EGFR kinase inhibitory activity was determined according to the manufacturer's instructions (EGFR Kinase Assay Kit Catalog # ab126419 of ABCAM, Cambridge, MA) as reported previously (El-Husseiny et al., 2018). VEGFR2 kinase inhibitory activity was determined according to the manufacturer's instructions (VEGFR2 Kinase Assay Kit Catalog # 40352 of BPS Biosciences, San Diego, CA).

4.2.1.2. Caspase-3/7, -8, and -9 activity assay

Prior to treatment with 16, cells were seeded in 12-well plates (1 × 10⁵/well) in duplicates and incubated for 24 h. Then, cells were then treated with 16 at concentrations of 1, 5, 10 and 20 µM and control cells were incubated at 0.1% of DMSO (v/v) without test compound. After a 24 h incubation, the caspase-3/7, -8, and -9 activities were measured using the Caspase Glo® 3/7, Caspase Glo® 8 and Caspase Glo® 9 assay kits (Promega, USA), respectively, according to manufacturer’s instruction.

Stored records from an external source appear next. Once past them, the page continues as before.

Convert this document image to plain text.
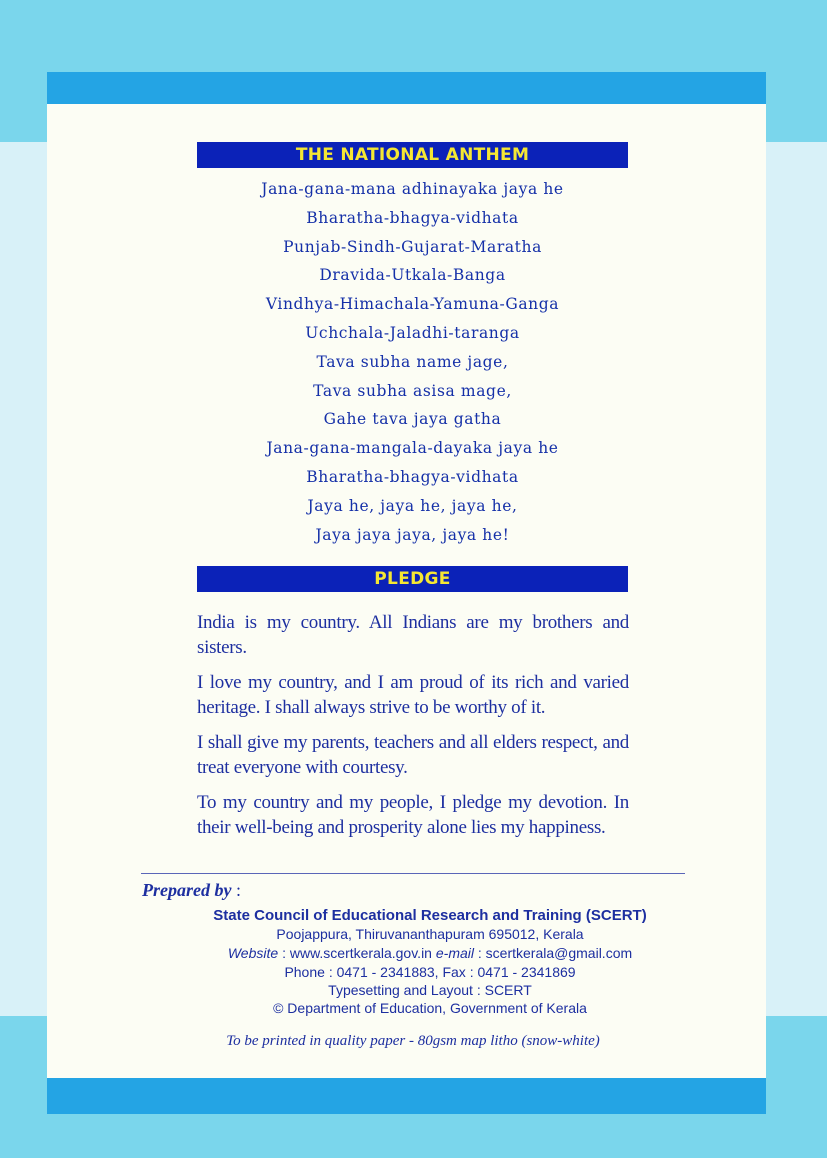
THE NATIONAL ANTHEM
Jana-gana-mana adhinayaka jaya he
Bharatha-bhagya-vidhata
Punjab-Sindh-Gujarat-Maratha
Dravida-Utkala-Banga
Vindhya-Himachala-Yamuna-Ganga
Uchchala-Jaladhi-taranga
Tava subha name jage,
Tava subha asisa mage,
Gahe tava jaya gatha
Jana-gana-mangala-dayaka jaya he
Bharatha-bhagya-vidhata
Jaya he, jaya he, jaya he,
Jaya jaya jaya, jaya he!
PLEDGE

India is my country. All Indians are my brothers and sisters.

I love my country, and I am proud of its rich and varied heritage. I shall always strive to be worthy of it.

I shall give my parents, teachers and all elders respect, and treat everyone with courtesy.

To my country and my people, I pledge my devotion. In their well-being and prosperity alone lies my happiness.

Prepared by :
State Council of Educational Research and Training (SCERT)
Poojappura, Thiruvananthapuram 695012, Kerala
Website : www.scertkerala.gov.in e-mail : scertkerala@gmail.com
Phone : 0471 - 2341883, Fax : 0471 - 2341869
Typesetting and Layout : SCERT
© Department of Education, Government of Kerala
To be printed in quality paper - 80gsm map litho (snow-white)
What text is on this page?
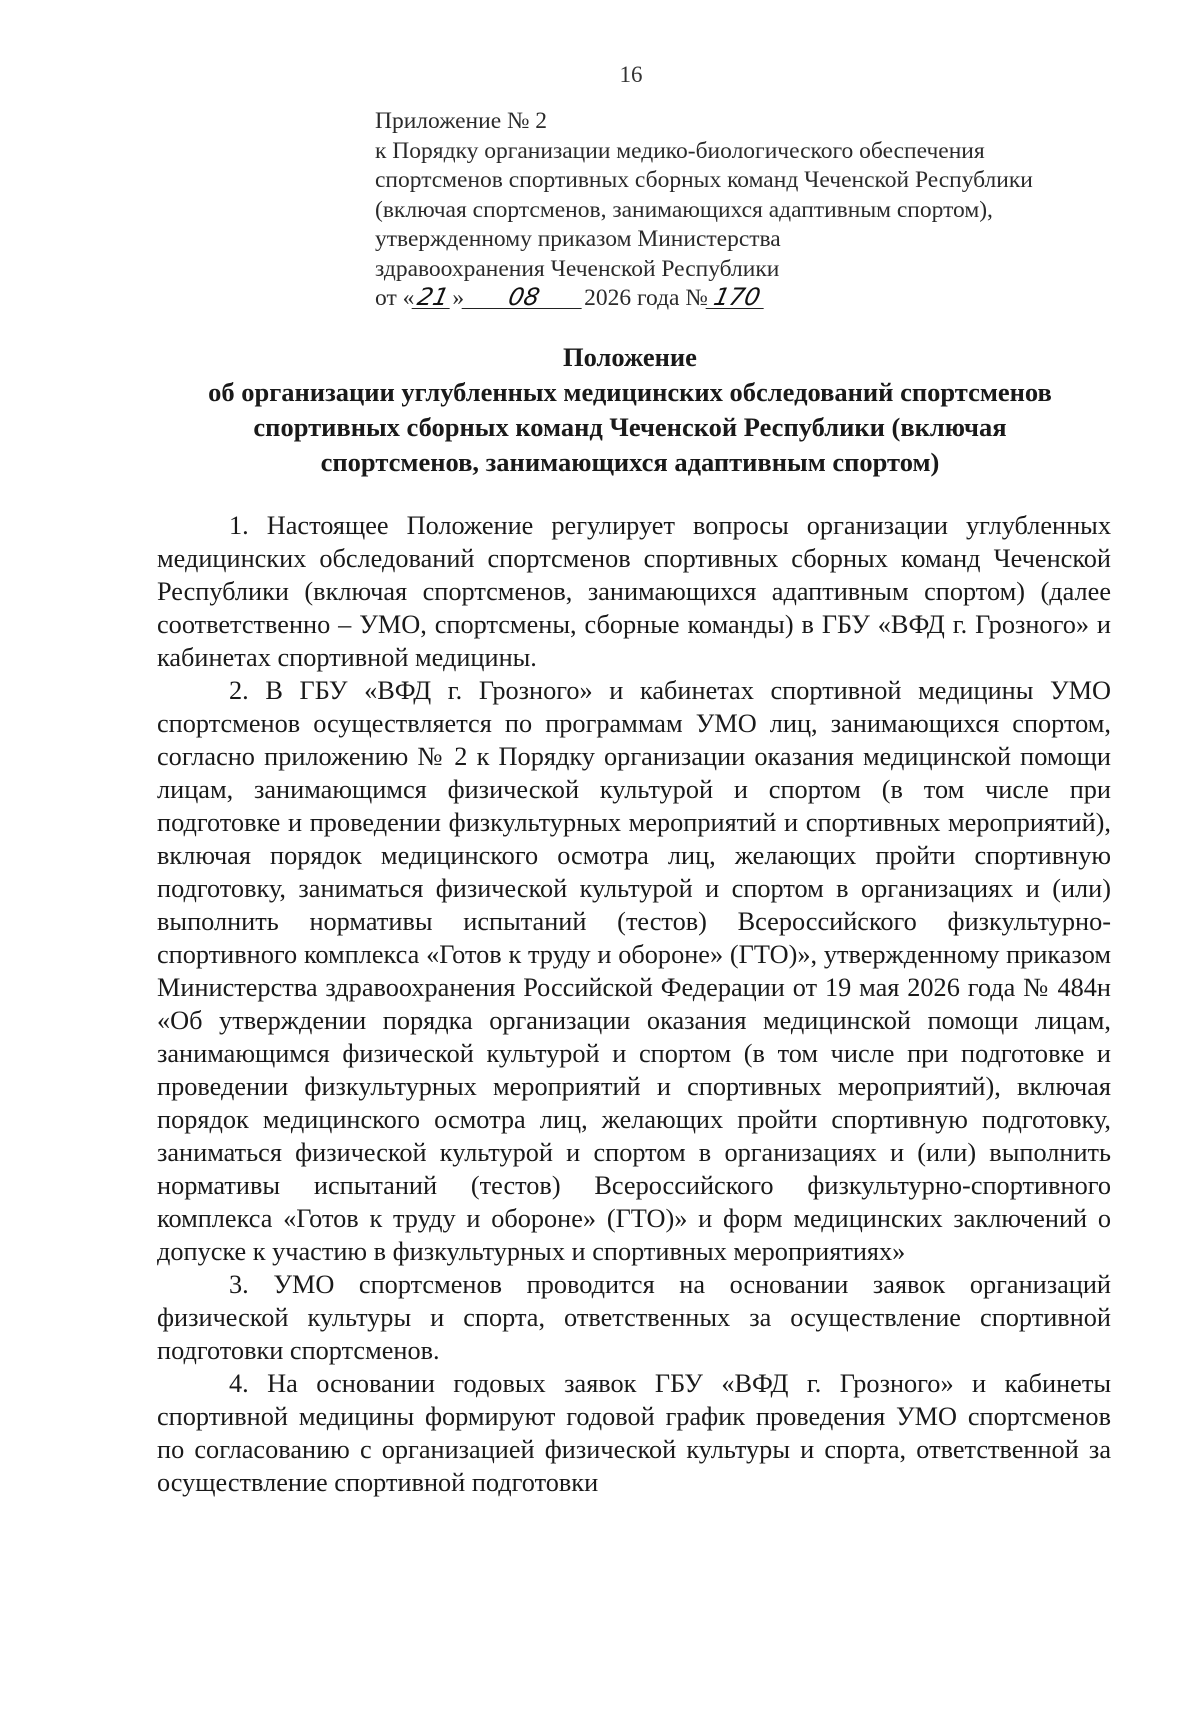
16
Приложение № 2
к Порядку организации медико-биологического обеспечения
спортсменов спортивных сборных команд Чеченской Республики
(включая спортсменов, занимающихся адаптивным спортом),
утвержденному приказом Министерства
здравоохранения Чеченской Республики
от «21» 08 2026 года № 170
Положение
об организации углубленных медицинских обследований спортсменов
спортивных сборных команд Чеченской Республики (включая
спортсменов, занимающихся адаптивным спортом)

1. Настоящее Положение регулирует вопросы организации углубленных медицинских обследований спортсменов спортивных сборных команд Чеченской Республики (включая спортсменов, занимающихся адаптивным спортом) (далее соответственно – УМО, спортсмены, сборные команды) в ГБУ «ВФД г. Грозного» и кабинетах спортивной медицины.

2. В ГБУ «ВФД г. Грозного» и кабинетах спортивной медицины УМО спортсменов осуществляется по программам УМО лиц, занимающихся спортом, согласно приложению № 2 к Порядку организации оказания медицинской помощи лицам, занимающимся физической культурой и спортом (в том числе при подготовке и проведении физкультурных мероприятий и спортивных мероприятий), включая порядок медицинского осмотра лиц, желающих пройти спортивную подготовку, заниматься физической культурой и спортом в организациях и (или) выполнить нормативы испытаний (тестов) Всероссийского физкультурно-спортивного комплекса «Готов к труду и обороне» (ГТО)», утвержденному приказом Министерства здравоохранения Российской Федерации от 19 мая 2026 года № 484н «Об утверждении порядка организации оказания медицинской помощи лицам, занимающимся физической культурой и спортом (в том числе при подготовке и проведении физкультурных мероприятий и спортивных мероприятий), включая порядок медицинского осмотра лиц, желающих пройти спортивную подготовку, заниматься физической культурой и спортом в организациях и (или) выполнить нормативы испытаний (тестов) Всероссийского физкультурно-спортивного комплекса «Готов к труду и обороне» (ГТО)» и форм медицинских заключений о допуске к участию в физкультурных и спортивных мероприятиях»

3. УМО спортсменов проводится на основании заявок организаций физической культуры и спорта, ответственных за осуществление спортивной подготовки спортсменов.

4. На основании годовых заявок ГБУ «ВФД г. Грозного» и кабинеты спортивной медицины формируют годовой график проведения УМО спортсменов по согласованию с организацией физической культуры и спорта, ответственной за осуществление спортивной подготовки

4.2.1.3. Measurement of ROS production

Quantitative ROS measurements in HeLa cells undergoing oxidative stress after treatment with varying concentrations of 16 (10 and 40 µM) was performed using the Muse Oxidative Stress Kit (Merck Millipore) according to manufacturer’s procedure. Control cells were incubated with 0.1% DMSO (v/v). After a 24 h incubation, cells were analyzed on the Muse Cell Analyzer.

4.3. Molecular docking

The protein crystal structure data was obtained from the RCSB Protein Databank. The 3D-crystal structures used for docking are 4AGD (VEGFR2 crystal structure data of juxtamembrane and kinase domain in complex with sunitinib) and 2ITY (EGFR crystal structure data of kinase domain in complex with gefitinib). Software programs used for docking simulations were Discovery Studio, AutoDock Tools, Vina, and PyRx (The Scripps Research Institute, La Jolla, CA). First, using Discovery Studio, the protein crystal structure data was processed by eliminating all extra molecules such as water, ligand, and sulfate. The processed data was saved as in PDB file format. Second, polar hydrogens were introduced using AtuoDock Tools and the file was saved in PDBQT format. Third, the co-crystallized ligands were isolated and saved in PDB format using Discovery Studio. Compounds 16 and 18 were also saved in PDB file format. Grid box was used to suppress non-specific binding predictions, reduce processing time, and pinpoint the docking size and dimension. Finally, docking simulations were performed using PyRx; the lowest energy poses of the compounds were and compared with the co-crystallized ligand poses.